Declarative Pipelines
import dlt
from pyspark.sql.functions import *
@dlt.table(
name="raw_orders",
comment="Raw order data",
)
def raw_orders():
return (
spark.readStream
.format("cloudFiles")
.option("cloudFiles.format", "json")
.load("/mnt/raw/orders")
)
@dlt.table(
name="clean_orders",
comment="Validated and cleaned order data",
)
@dlt.expect("valid_amount", "amount >= 0")
@dlt.expect_or_drop("valid_status", "status IN ('CREATED','COMPLETED','CANCELLED')")
def clean_orders():
return (
dlt.read("raw_orders")
.withColumn("order_ts", to_timestamp("order_time"))
)
Integrating Expectations with Unity Catalog
- DLT/Lakeflow expectations are stored as Unity Catalog table metadata
- Quality rules become versioned, auditable, and discoverable
- Governance teams can manage quality as policy, not hidden code
🛡 Databricks Through a Governance Lens
Databricks governance is designed as end‑to‑end governance, not just basic table permissions.
1. Data Governance
- Unity Catalog: fine‑grained permissions (catalog / schema / table / column)

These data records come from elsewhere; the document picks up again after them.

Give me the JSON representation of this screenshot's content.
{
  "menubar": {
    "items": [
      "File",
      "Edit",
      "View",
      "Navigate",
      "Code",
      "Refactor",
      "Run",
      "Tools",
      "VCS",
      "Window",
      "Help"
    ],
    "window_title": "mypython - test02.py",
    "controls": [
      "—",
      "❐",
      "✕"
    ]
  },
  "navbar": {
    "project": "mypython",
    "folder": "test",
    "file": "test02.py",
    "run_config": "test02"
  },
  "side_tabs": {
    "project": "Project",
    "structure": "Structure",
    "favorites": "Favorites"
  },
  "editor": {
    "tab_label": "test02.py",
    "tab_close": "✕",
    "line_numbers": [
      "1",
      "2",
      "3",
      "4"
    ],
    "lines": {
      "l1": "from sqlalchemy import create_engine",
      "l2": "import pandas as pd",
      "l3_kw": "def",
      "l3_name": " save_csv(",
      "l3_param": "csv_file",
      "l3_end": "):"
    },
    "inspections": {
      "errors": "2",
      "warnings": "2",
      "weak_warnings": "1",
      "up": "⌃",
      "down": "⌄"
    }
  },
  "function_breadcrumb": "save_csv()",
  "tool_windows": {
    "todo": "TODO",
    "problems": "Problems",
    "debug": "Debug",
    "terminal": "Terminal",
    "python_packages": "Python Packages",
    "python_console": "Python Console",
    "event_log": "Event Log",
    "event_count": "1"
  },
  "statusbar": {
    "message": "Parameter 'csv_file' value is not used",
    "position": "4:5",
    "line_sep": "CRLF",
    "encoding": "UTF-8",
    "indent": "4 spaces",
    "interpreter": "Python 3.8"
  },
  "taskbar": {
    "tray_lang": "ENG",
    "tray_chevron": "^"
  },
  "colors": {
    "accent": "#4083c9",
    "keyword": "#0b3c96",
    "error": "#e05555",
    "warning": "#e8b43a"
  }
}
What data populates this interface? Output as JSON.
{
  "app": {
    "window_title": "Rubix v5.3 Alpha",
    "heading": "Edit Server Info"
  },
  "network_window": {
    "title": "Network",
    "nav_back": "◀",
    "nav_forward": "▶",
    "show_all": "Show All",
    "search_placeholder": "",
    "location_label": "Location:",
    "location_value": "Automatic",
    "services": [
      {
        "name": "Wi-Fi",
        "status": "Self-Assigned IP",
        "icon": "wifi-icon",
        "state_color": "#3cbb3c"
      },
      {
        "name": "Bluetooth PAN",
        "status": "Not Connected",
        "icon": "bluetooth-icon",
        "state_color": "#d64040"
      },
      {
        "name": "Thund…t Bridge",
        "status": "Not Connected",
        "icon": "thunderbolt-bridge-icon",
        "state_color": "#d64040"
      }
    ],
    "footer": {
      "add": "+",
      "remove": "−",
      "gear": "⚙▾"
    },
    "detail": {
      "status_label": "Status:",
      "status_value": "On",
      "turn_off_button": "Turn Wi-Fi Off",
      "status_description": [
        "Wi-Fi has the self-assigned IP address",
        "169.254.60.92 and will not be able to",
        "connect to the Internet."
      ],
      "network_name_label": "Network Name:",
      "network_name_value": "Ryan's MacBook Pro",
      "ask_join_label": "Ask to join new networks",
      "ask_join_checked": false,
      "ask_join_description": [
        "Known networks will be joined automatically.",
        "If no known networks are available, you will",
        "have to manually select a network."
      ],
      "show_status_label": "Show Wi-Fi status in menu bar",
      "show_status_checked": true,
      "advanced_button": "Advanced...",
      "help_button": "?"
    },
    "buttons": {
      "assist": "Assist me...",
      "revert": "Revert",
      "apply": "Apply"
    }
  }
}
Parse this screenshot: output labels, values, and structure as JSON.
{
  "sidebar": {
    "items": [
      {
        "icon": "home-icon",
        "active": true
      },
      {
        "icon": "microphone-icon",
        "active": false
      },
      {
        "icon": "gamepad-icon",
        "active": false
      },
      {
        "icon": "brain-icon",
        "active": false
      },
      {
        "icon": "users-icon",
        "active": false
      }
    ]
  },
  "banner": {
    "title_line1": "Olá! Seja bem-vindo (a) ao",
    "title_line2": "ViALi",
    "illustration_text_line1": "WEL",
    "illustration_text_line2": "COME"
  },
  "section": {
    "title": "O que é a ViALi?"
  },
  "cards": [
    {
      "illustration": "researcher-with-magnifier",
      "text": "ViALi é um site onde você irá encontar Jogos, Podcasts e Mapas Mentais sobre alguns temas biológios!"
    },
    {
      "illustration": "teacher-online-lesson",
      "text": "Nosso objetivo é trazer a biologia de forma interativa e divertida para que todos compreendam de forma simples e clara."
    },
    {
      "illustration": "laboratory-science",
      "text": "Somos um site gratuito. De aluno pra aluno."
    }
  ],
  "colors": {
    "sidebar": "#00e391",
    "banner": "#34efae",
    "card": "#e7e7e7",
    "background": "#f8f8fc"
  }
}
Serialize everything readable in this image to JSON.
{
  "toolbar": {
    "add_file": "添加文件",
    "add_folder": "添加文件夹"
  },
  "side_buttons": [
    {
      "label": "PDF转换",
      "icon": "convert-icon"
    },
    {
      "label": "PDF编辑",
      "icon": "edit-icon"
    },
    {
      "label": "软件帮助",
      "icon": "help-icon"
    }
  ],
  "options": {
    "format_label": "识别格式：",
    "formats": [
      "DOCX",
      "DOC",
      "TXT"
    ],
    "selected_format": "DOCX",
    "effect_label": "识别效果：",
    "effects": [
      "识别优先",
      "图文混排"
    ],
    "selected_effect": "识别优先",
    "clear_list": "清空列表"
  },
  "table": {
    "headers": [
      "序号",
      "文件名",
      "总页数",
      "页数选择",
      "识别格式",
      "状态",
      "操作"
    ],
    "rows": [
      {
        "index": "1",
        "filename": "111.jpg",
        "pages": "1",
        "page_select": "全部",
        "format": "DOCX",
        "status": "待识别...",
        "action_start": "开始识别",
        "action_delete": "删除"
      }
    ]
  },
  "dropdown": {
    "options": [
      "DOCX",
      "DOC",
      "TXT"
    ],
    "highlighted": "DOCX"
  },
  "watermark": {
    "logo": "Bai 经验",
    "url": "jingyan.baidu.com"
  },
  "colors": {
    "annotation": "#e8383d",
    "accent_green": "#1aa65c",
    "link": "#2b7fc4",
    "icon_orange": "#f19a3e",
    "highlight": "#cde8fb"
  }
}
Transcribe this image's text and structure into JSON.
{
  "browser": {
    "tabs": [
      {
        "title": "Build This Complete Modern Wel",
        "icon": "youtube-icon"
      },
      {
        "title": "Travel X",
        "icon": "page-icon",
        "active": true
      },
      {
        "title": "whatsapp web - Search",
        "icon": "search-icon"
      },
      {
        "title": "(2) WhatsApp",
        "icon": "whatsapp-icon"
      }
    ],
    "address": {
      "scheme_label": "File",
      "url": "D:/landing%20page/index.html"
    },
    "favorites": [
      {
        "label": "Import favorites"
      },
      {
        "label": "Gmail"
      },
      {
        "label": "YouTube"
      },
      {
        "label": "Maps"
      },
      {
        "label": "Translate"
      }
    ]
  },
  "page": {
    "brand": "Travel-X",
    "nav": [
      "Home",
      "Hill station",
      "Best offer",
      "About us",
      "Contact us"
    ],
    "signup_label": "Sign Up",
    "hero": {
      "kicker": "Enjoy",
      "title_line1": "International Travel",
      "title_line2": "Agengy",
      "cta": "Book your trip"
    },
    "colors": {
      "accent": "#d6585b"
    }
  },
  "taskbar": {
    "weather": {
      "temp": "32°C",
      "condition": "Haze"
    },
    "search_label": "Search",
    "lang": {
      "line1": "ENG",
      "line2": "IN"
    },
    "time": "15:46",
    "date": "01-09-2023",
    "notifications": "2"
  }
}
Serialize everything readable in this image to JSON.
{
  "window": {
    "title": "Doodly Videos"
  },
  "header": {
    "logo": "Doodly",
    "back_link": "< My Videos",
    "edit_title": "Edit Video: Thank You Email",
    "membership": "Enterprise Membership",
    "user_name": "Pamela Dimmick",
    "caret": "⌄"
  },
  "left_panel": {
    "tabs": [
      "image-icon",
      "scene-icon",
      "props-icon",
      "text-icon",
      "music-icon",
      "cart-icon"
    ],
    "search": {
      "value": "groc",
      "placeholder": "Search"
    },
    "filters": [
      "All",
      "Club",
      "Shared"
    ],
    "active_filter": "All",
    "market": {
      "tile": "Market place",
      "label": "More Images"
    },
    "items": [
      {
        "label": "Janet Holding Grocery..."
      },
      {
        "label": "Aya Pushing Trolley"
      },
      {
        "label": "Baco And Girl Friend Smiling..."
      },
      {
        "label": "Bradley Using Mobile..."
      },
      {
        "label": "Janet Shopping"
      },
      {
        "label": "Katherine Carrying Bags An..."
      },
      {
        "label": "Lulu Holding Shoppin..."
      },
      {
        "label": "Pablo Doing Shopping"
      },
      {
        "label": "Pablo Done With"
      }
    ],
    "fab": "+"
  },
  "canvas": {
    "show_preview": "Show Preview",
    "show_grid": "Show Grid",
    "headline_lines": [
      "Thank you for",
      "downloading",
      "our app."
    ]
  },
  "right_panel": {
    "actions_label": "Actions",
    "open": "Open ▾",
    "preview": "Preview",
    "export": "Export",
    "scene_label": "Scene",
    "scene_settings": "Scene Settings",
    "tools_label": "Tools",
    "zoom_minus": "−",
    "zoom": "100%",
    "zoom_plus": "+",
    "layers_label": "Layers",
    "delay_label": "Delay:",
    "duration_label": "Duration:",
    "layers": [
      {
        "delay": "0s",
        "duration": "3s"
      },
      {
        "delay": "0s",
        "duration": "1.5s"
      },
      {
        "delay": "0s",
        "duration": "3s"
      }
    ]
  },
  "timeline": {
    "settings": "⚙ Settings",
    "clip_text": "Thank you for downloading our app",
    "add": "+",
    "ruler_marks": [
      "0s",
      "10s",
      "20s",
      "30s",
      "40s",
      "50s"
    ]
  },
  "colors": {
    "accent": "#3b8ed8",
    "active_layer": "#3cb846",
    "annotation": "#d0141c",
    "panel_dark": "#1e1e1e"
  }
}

- Lineage: from raw sources through pipelines to reports and ML models
- Policy‑based access control (tag/label‑based masking, etc.)
2. ML Governance
- MLflow integrated with Unity Catalog
- Model registry with versions and stages (prod / staging / dev)
- Feature Store for reusable, governed features
3. Audit & Compliance
- System tables expose access logs, policy changes, and pipeline definition changes
- Designed to support regulated industries (financial services, healthcare, etc.)
📌 How to Think About Databricks
Databricks is…
- A commercial lakehouse platform built on open source
- Apache Spark, Delta Lake, MLflow, and open‑sourced Unity Catalog
- An enterprise‑grade data & AI operations platform
- Central place for permissions, lineage, quality, and audit
- A hub in a larger ecosystem with dbt, Airflow, Fivetran, etc.
- Databricks is the “platform”; dbt is the “modeling & transformation DSL”
Closing Thoughts
- If you see Databricks only as a “Spark notebook service”, you’re missing half the story.
- The real question is which open source components are combined in which way to solve which problems – especially governance, operations, and productivity.
- In real projects, combinations matter:
- Databricks + dbt + Fivetran + Power BI
- Databricks + Airflow/Dagster + MLflow + Feature Store
Going forward, the open sourcing of Unity Catalog and interoperability across table formats like Iceberg/Delta/Hudi will matter even more.
Hopefully this guide helps you see the Databricks ecosystem as a whole, rather than just one tool in isolation.